A&A: Are Depositions Public Records and Can We Publish Portions Of Them Legally?

Q: We have depositions from a 1994 California case with selected content we would like to use for a report. I understand that California depositions are not a matter of public record, though some other states make depositions a public record.
The case was dismissed but never settled.

Other than attaching the depositions or portions of the depositions to a court-filed document, is there any other legally accepted strategy to making selected portions of the depositions public for an article of public interest?

A: Depositions are not automatically outside the bounds of public access in California—as an example, Cal. Code of Civ. Proc. § 2025.570 allows third parties to make a request for deposition transcripts for depositions recorded after 1998, subject to certain requirements—but depositions are sometimes protected under other statutes when they are transcribed under seal, deemed confidential or privileged, or subject to a protective order by the court.

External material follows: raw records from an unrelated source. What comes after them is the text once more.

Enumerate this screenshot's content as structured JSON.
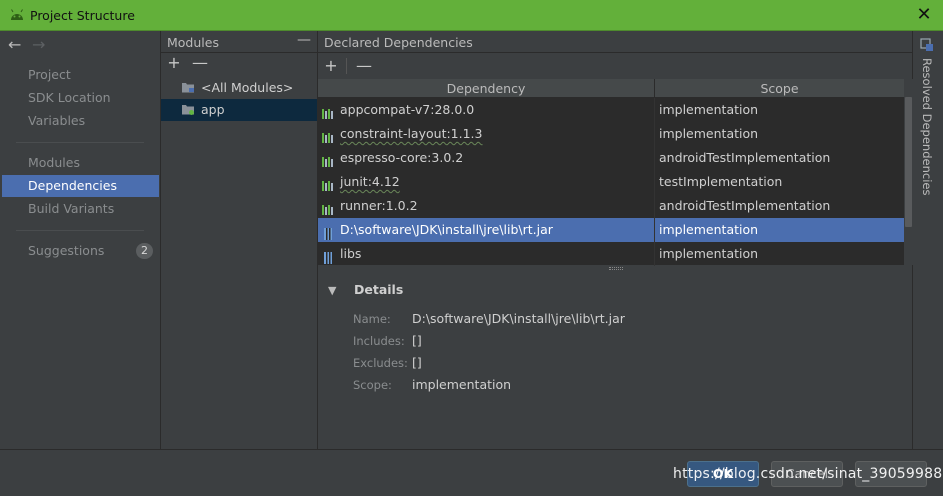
{
  "window": {
    "title": "Project Structure",
    "close_glyph": "✕"
  },
  "nav": {
    "back_glyph": "←",
    "forward_glyph": "→",
    "items_group1": [
      "Project",
      "SDK Location",
      "Variables"
    ],
    "items_group2": [
      "Modules",
      "Dependencies",
      "Build Variants"
    ],
    "suggestions": {
      "label": "Suggestions",
      "count": "2"
    },
    "selected": "Dependencies"
  },
  "modules_panel": {
    "title": "Modules",
    "minimize_glyph": "—",
    "add_glyph": "+",
    "remove_glyph": "—",
    "items": [
      {
        "label": "<All Modules>",
        "icon": "all-modules-icon",
        "selected": false
      },
      {
        "label": "app",
        "icon": "module-folder-icon",
        "selected": true
      }
    ]
  },
  "dependencies_panel": {
    "title": "Declared Dependencies",
    "add_glyph": "+",
    "remove_glyph": "—",
    "columns": [
      "Dependency",
      "Scope"
    ],
    "rows": [
      {
        "dependency": "appcompat-v7:28.0.0",
        "scope": "implementation",
        "icon": "library-icon",
        "squiggle": false,
        "selected": false
      },
      {
        "dependency": "constraint-layout:1.1.3",
        "scope": "implementation",
        "icon": "library-icon",
        "squiggle": true,
        "selected": false
      },
      {
        "dependency": "espresso-core:3.0.2",
        "scope": "androidTestImplementation",
        "icon": "library-icon",
        "squiggle": false,
        "selected": false
      },
      {
        "dependency": "junit:4.12",
        "scope": "testImplementation",
        "icon": "library-icon",
        "squiggle": true,
        "selected": false
      },
      {
        "dependency": "runner:1.0.2",
        "scope": "androidTestImplementation",
        "icon": "library-icon",
        "squiggle": false,
        "selected": false
      },
      {
        "dependency": "D:\\software\\JDK\\install\\jre\\lib\\rt.jar",
        "scope": "implementation",
        "icon": "jar-icon",
        "squiggle": false,
        "selected": true
      },
      {
        "dependency": "libs",
        "scope": "implementation",
        "icon": "jar-icon",
        "squiggle": false,
        "selected": false
      }
    ]
  },
  "details": {
    "title": "Details",
    "expander_glyph": "▼",
    "fields": [
      {
        "label": "Name:",
        "value": "D:\\software\\JDK\\install\\jre\\lib\\rt.jar"
      },
      {
        "label": "Includes:",
        "value": "[]"
      },
      {
        "label": "Excludes:",
        "value": "[]"
      },
      {
        "label": "Scope:",
        "value": "implementation"
      }
    ]
  },
  "right_strip": {
    "label": "Resolved Dependencies"
  },
  "footer": {
    "ok_label": "OK",
    "cancel_label": "Cancel",
    "watermark": "https://blog.csdn.net/sinat_39059988"
  },
  "colors": {
    "accent": "#4b6eaf",
    "titlebar": "#63b03a",
    "background": "#3c3f41",
    "table_bg": "#2b2b2b"
  }
}
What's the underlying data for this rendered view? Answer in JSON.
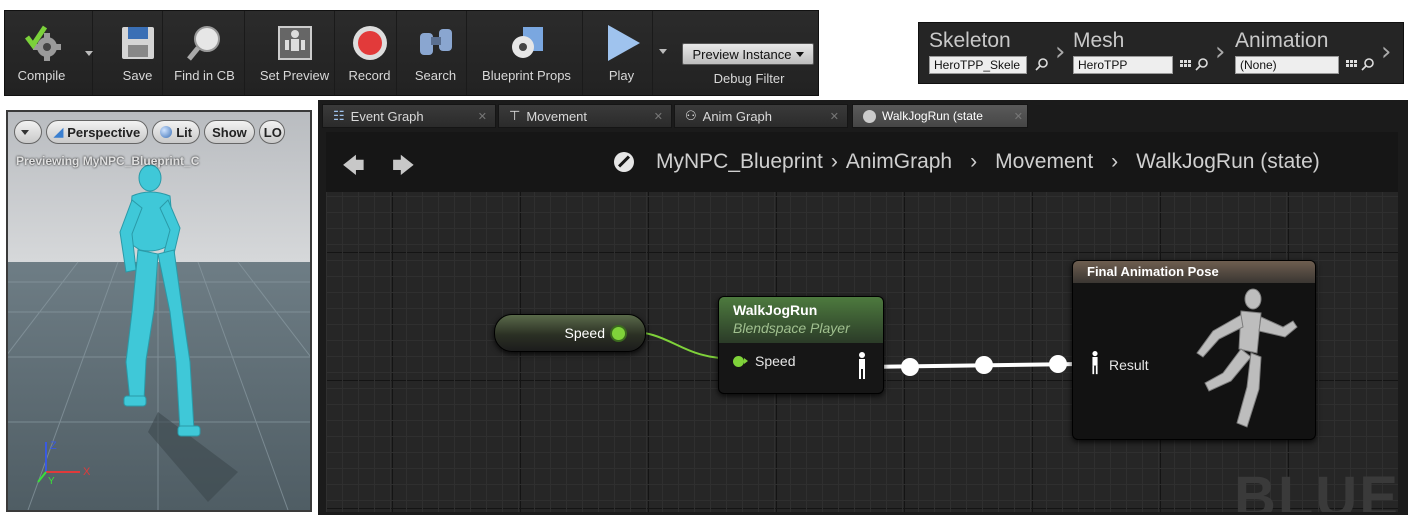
{
  "toolbar": {
    "compile": "Compile",
    "save": "Save",
    "find_in_cb": "Find in CB",
    "set_preview": "Set Preview",
    "record": "Record",
    "search": "Search",
    "blueprint_props": "Blueprint Props",
    "play": "Play",
    "preview_instance": "Preview Instance",
    "debug_filter": "Debug Filter"
  },
  "persona": {
    "skeleton": {
      "title": "Skeleton",
      "value": "HeroTPP_Skele"
    },
    "mesh": {
      "title": "Mesh",
      "value": "HeroTPP"
    },
    "animation": {
      "title": "Animation",
      "value": "(None)"
    }
  },
  "viewport": {
    "perspective": "Perspective",
    "lit": "Lit",
    "show": "Show",
    "lod": "LO",
    "previewing": "Previewing MyNPC_Blueprint_C",
    "axis_z": "Z",
    "axis_x": "X",
    "axis_y": "Y"
  },
  "tabs": [
    {
      "label": "Event Graph",
      "icon": "event-graph-icon"
    },
    {
      "label": "Movement",
      "icon": "state-machine-icon"
    },
    {
      "label": "Anim Graph",
      "icon": "anim-graph-icon"
    },
    {
      "label": "WalkJogRun (state",
      "icon": "state-icon",
      "active": true
    }
  ],
  "breadcrumb": {
    "items": [
      "MyNPC_Blueprint",
      "AnimGraph",
      "Movement",
      "WalkJogRun (state)"
    ]
  },
  "nodes": {
    "speed_var": {
      "label": "Speed"
    },
    "blendspace": {
      "title": "WalkJogRun",
      "subtitle": "Blendspace Player",
      "pin": "Speed"
    },
    "final_pose": {
      "title": "Final Animation Pose",
      "pin": "Result"
    }
  },
  "watermark": "BLUEF",
  "colors": {
    "accent_green": "#6fdc3a",
    "mannequin": "#3fc8d8"
  }
}
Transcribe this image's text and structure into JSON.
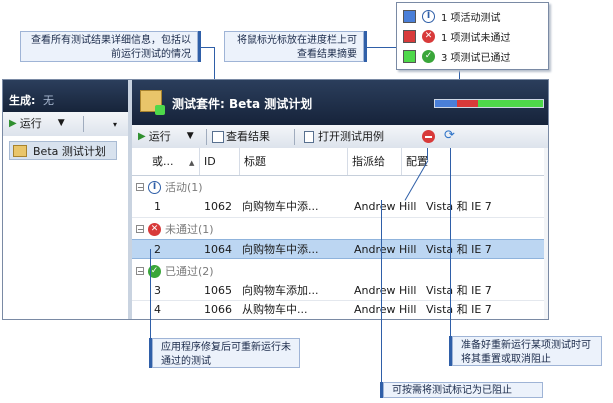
{
  "callouts": {
    "details": "查看所有测试结果详细信息，包括以前运行测试的情况",
    "progress": "将鼠标光标放在进度栏上可查看结果摘要",
    "fix_rerun": "应用程序修复后可重新运行未通过的测试",
    "reset_unblock": "准备好重新运行某项测试时可将其重置或取消阻止",
    "mark_blocked": "可按需将测试标记为已阻止"
  },
  "legend": {
    "items": [
      {
        "label": "1 项活动测试",
        "color": "#4a7fd8"
      },
      {
        "label": "1 项测试未通过",
        "color": "#d83a3a"
      },
      {
        "label": "3 项测试已通过",
        "color": "#4ed84a"
      }
    ]
  },
  "left_panel": {
    "build_label": "生成:",
    "build_value": "无",
    "run_label": "运行",
    "plan_item": "Beta 测试计划"
  },
  "header": {
    "title": "测试套件:  Beta 测试计划"
  },
  "progress_bar": {
    "active": 0.2,
    "failed": 0.2,
    "passed": 0.6
  },
  "toolbar": {
    "run_label": "运行",
    "view_results_label": "查看结果",
    "open_case_label": "打开测试用例"
  },
  "columns": [
    "或...",
    "ID",
    "标题",
    "指派给",
    "配置"
  ],
  "groups": [
    {
      "label": "活动(1)",
      "rows": [
        {
          "order": "1",
          "id": "1062",
          "title": "向购物车中添...",
          "assigned": "Andrew Hill",
          "config": "Vista 和 IE 7"
        }
      ]
    },
    {
      "label": "未通过(1)",
      "rows": [
        {
          "order": "2",
          "id": "1064",
          "title": "向购物车中添...",
          "assigned": "Andrew Hill",
          "config": "Vista 和 IE 7"
        }
      ]
    },
    {
      "label": "已通过(2)",
      "rows": [
        {
          "order": "3",
          "id": "1065",
          "title": "向购物车添加...",
          "assigned": "Andrew Hill",
          "config": "Vista 和 IE 7"
        },
        {
          "order": "4",
          "id": "1066",
          "title": "从购物车中...",
          "assigned": "Andrew Hill",
          "config": "Vista 和 IE 7"
        }
      ]
    }
  ]
}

We recommend speaking with a local lawyer, who can provide you with legal advice specific to your situation. A good place to start would be the State Bar’s lawyer referral service.

Bryan Cave Leighton Paisner LLP is general counsel for the First Amendment Coalition and responds to FAC hotline inquiries. In responding to these inquiries, we can give general information regarding open government and speech issues but cannot provide specific legal advice or representation. No attorney-client relationship has been formed by way of this response.